Он отлично умел принимать быстрые решения — помните, в «Риджент» он все разыграл, как по нотам, а дальние стратегические замыслы подсказывал ему я. Взять хоть нашу штаб-квартиру. Сначала пришлось его уговаривать, но я настоял на своем. Там была старая кладовка, мы ее вычистили и приладили запор на дверь. Притащили туда для Носаря стол и стул. Остальные сидели на ящиках из-под апельсинов. У нас был даже старый граммофон и целая куча пластинок, которые мы выпросили, взяли взаймы или просто стибрили. Пластинки были вшивенькие: какие-то хмыри долбали вещи двадцати или тридцатилетней давности — мы их ставили только для смеху. Скажем, «Эми, бесподобная Эми»-про женщину, которая перелетела Атлантический или еще какой-то там океан и побила все рекорды. Но были и другие, из южных штатов, например Луис Армстронг, Фэтс, Уоллер, Джелли Ролл Мортон, братья Миллз и еще навалом. Мы любили старый добрый джаз. Могли сидеть, обхватив коленки, хоть до утра, особенно если удавалось раздобыть бутылку-другую пива и сигареты, но и это не обязательно. Хорошие были вечера. Может быть, лучшие в моей жизни.
Но всему приходит конец, и он пришел. Не сразу, конечно, а потихоньку. Подкрался, как кот к воробьям. Конечно, так оно и должно было случиться. Это я понимаю. Я хочу только сказать, что конец пришел раньше времени. Сперва Носарь поступил работать на консервную фабрику, но от этого, пожалуй, ничего еще не изменилось, только теперь у него завелись денежки и он мог чуть не каждый день выпивон устраивать. Все вышло одно к одному.
Раз вечером Носарь куда-то исчез. Мы договорилась встретиться у молочного кафе, но он не пришел. Нечего и говорить, что весь вечер я чувствовал себя одиноким, даже когда собрались все остальные. Забавно, как это двое не могут обойтись друг без друга. И даже когда один из наших, по прозвищу Балда, стал рассказывать мне какую-то историю про своего отца, чувство одиночества не прошло.

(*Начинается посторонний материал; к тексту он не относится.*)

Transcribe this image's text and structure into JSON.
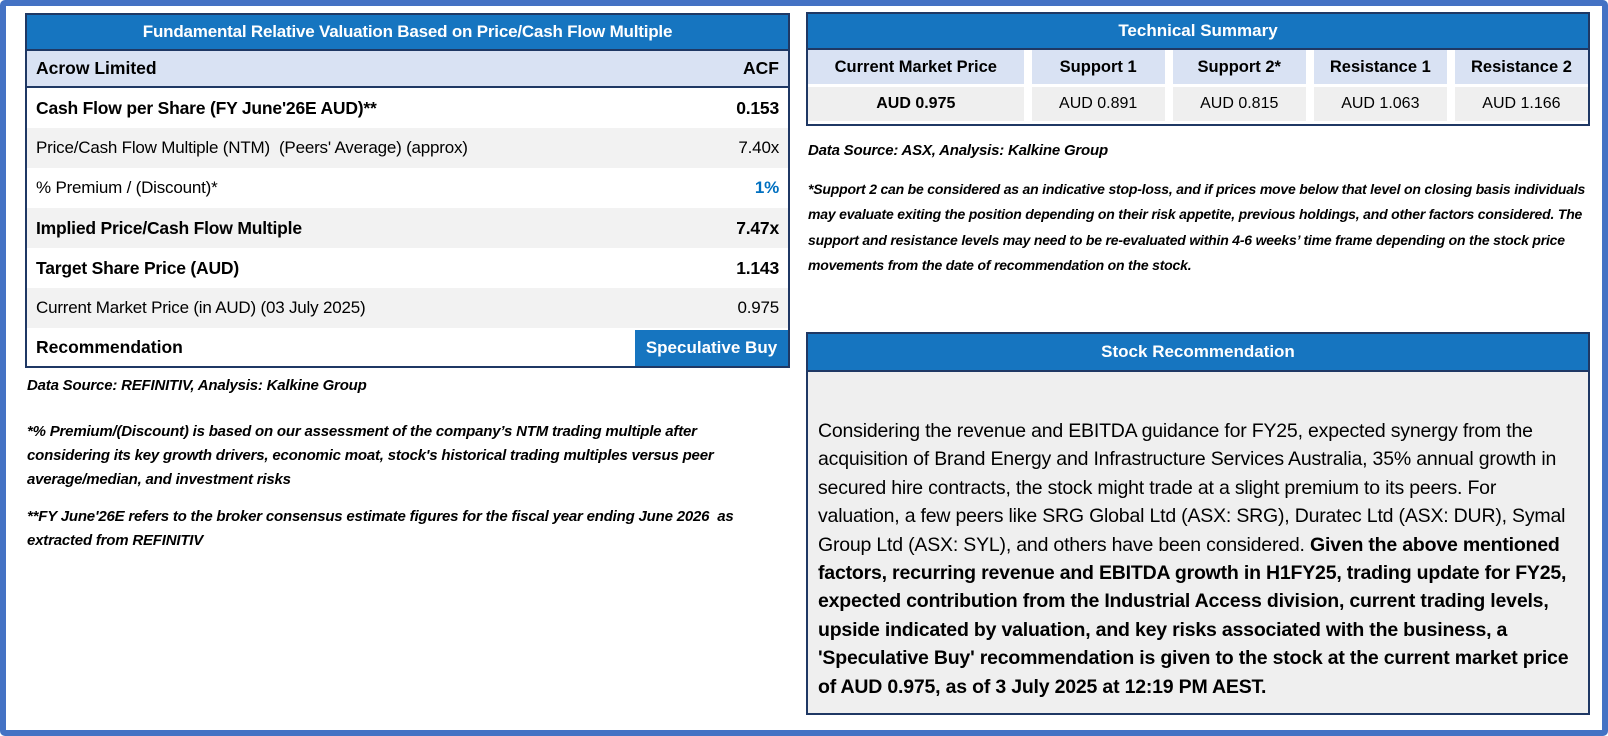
{
  "valuation_table": {
    "title": "Fundamental Relative Valuation Based on Price/Cash Flow Multiple",
    "company": "Acrow Limited",
    "ticker": "ACF",
    "rows": [
      {
        "label": "Cash Flow per Share (FY June'26E AUD)**",
        "value": "0.153"
      },
      {
        "label": "Price/Cash Flow Multiple (NTM)  (Peers' Average) (approx)",
        "value": "7.40x"
      },
      {
        "label": "% Premium / (Discount)*",
        "value": "1%"
      },
      {
        "label": "Implied Price/Cash Flow Multiple",
        "value": "7.47x"
      },
      {
        "label": "Target Share Price (AUD)",
        "value": "1.143"
      },
      {
        "label": "Current Market Price (in AUD) (03 July 2025)",
        "value": "0.975"
      }
    ],
    "recommendation_label": "Recommendation",
    "recommendation_value": "Speculative Buy",
    "source_note": "Data Source: REFINITIV, Analysis: Kalkine Group",
    "footnote1": "*% Premium/(Discount) is based on our assessment of the company’s NTM trading multiple after considering its key growth drivers, economic moat, stock's historical trading multiples versus peer average/median, and investment risks",
    "footnote2": "**FY June'26E refers to the broker consensus estimate figures for the fiscal year ending June 2026  as extracted from REFINITIV"
  },
  "technical_summary": {
    "title": "Technical Summary",
    "columns": [
      "Current Market Price",
      "Support 1",
      "Support 2*",
      "Resistance 1",
      "Resistance 2"
    ],
    "values": [
      "AUD 0.975",
      "AUD 0.891",
      "AUD 0.815",
      "AUD 1.063",
      "AUD 1.166"
    ],
    "source_note": "Data Source: ASX, Analysis: Kalkine Group",
    "footnote": "*Support 2 can be considered as an indicative stop-loss, and if prices move below that level on closing basis individuals may evaluate exiting the position depending on their risk appetite, previous holdings, and other factors considered. The support and resistance levels may need to be re-evaluated within 4-6 weeks’ time frame depending on the stock price movements from the date of recommendation on the stock."
  },
  "stock_recommendation": {
    "title": "Stock Recommendation",
    "body_regular": "Considering the revenue and EBITDA guidance for FY25, expected synergy from the acquisition of Brand Energy and Infrastructure Services Australia, 35% annual growth in secured hire contracts, the stock might trade at a slight premium to its peers. For valuation, a few peers like SRG Global Ltd (ASX: SRG), Duratec Ltd (ASX: DUR), Symal Group Ltd (ASX: SYL), and others have been considered. ",
    "body_bold": "Given the above mentioned factors, recurring revenue and EBITDA growth in H1FY25, trading update for FY25, expected contribution from the Industrial Access division, current trading levels, upside indicated by valuation, and key risks associated with the business, a 'Speculative Buy' recommendation is given to the stock at the current market price of AUD 0.975, as of 3 July 2025 at 12:19 PM AEST."
  },
  "colors": {
    "header_blue": "#1675C0",
    "border_navy": "#1F3864",
    "frame_blue": "#4472C4",
    "band_lavender": "#D9E2F3",
    "row_shade_gray": "#F2F2F2",
    "panel_gray": "#EFEFEF",
    "accent_text_blue": "#0070C0"
  }
}
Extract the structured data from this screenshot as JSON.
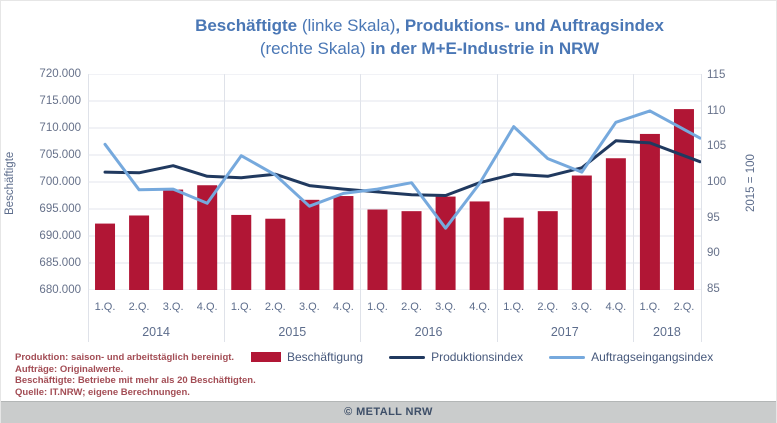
{
  "title": {
    "line1": [
      {
        "text": "Beschäftigte ",
        "bold": true
      },
      {
        "text": "(linke Skala)",
        "bold": false
      },
      {
        "text": ", Produktions- und Auftragsindex",
        "bold": true
      }
    ],
    "line2": [
      {
        "text": "(rechte Skala) ",
        "bold": false
      },
      {
        "text": "in der M+E-Industrie in NRW",
        "bold": true
      }
    ]
  },
  "chart_data": {
    "type": "combo-bar-line",
    "grid": true,
    "legend_position": "bottom",
    "x_groups": [
      {
        "year": "2014",
        "quarters": [
          "1.Q.",
          "2.Q.",
          "3.Q.",
          "4.Q."
        ]
      },
      {
        "year": "2015",
        "quarters": [
          "1.Q.",
          "2.Q.",
          "3.Q.",
          "4.Q."
        ]
      },
      {
        "year": "2016",
        "quarters": [
          "1.Q.",
          "2.Q.",
          "3.Q.",
          "4.Q."
        ]
      },
      {
        "year": "2017",
        "quarters": [
          "1.Q.",
          "2.Q.",
          "3.Q.",
          "4.Q."
        ]
      },
      {
        "year": "2018",
        "quarters": [
          "1.Q.",
          "2.Q."
        ]
      }
    ],
    "left_axis": {
      "label": "Beschäftigte",
      "min": 680000,
      "max": 720000,
      "step": 5000
    },
    "right_axis": {
      "label": "2015 = 100",
      "min": 85,
      "max": 115,
      "step": 5,
      "plot_min": 84.8,
      "plot_max": 115.2
    },
    "series": [
      {
        "name": "Beschäftigung",
        "type": "bar",
        "axis": "left",
        "color": "#b11635",
        "values": [
          692300,
          693800,
          698600,
          699400,
          693900,
          693200,
          696700,
          697400,
          694900,
          694600,
          697300,
          696400,
          693400,
          694600,
          701200,
          704400,
          708900,
          713500
        ]
      },
      {
        "name": "Produktionsindex",
        "type": "line",
        "axis": "right",
        "color": "#20395f",
        "values": [
          101.4,
          101.3,
          102.3,
          100.8,
          100.6,
          101.1,
          99.5,
          99.0,
          98.6,
          98.2,
          98.1,
          99.9,
          101.1,
          100.8,
          102.0,
          105.8,
          105.5,
          103.7
        ]
      },
      {
        "name": "Auftragseingangsindex",
        "type": "line",
        "axis": "right",
        "color": "#76a9dd",
        "values": [
          105.3,
          98.9,
          99.0,
          97.0,
          103.7,
          101.0,
          96.6,
          98.4,
          99.0,
          99.9,
          93.5,
          99.8,
          107.8,
          103.3,
          101.4,
          108.4,
          110.0,
          107.4
        ]
      }
    ],
    "colors": {
      "grid": "#e3e6ed",
      "year_separator": "#dfe2e9",
      "title": "#4a77b5",
      "axis_text": "#5d6d8c"
    }
  },
  "footnotes": [
    "Produktion: saison- und arbeitstäglich bereinigt.",
    "Aufträge: Originalwerte.",
    "Beschäftigte: Betriebe mit mehr als 20 Beschäftigten.",
    "Quelle: IT.NRW; eigene Berechnungen."
  ],
  "footer": {
    "text": "© METALL NRW"
  }
}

— Зовет меня директор к себе в кабинет и говорит: слышал я, что ты неграмотный, а я ему говорю: у нас есть «Беано», и я прочел его от корки до корки, а он: «Брось врать, это ведь иллюстрированный журнал, а вот когда получку будешь получать, тогда как?» Я и говорю, что, мол, как-нибудь сосчитаю, а он вскочил и стал толковать, как это важно — быть грамотным. Все должны быть грамотные… Ты слушаешь, Артур?
Я сказал, что слушаю, но на самом деле мне было не до него. Мне хотелось найти Носаря, где бы он ни был, и притащить его сюда. Но это было не в моих силах. Ох, до чего ж противно чувствовать свое бессилие.
— Тогда он сказал, что учитель специально будет ко мне на дом ходить, чувствуешь? А я только поглядел на него. «Ну, что скажешь?» — спрашивает. Но я, конечно, ничего ему не сказал, потому что он-то не торгует рыбой с жареной картошкой, где уж ему понять, какой это сумасшедший дом, когда рядом с тобой две тетки картошку чистят, а полоумный старик носится как угорелый, потрошит рыбу или разрезает тридцатифунтовый кусок жира, и вонь стоит такая, что сквозь нее и с бульдозером не пробиться…
— Артур, вот хороший кусочек.
— Эх, и вкуснятина!
— Ну, в конце концов пришел он к моему старику и пристал с ножом к горлу, а мой старик в это время закладывал картошку в картофелерезку, а оттуда все ссыпал в старую ванну, в которой мы купаемся по пятницам, когда закроем лавку. Под конец — ты слушаешь, Артур? — он спрашивает моего старика: «Слышали вы меня?» А мой старик ему: «Слышал, сэр». Тогда этот самый директор говорит: «Ну и что скажете?» А мой старик ему ни к селу, ни к городу: «Одно могу верно сказать — подписи подделывать он никогда не будет».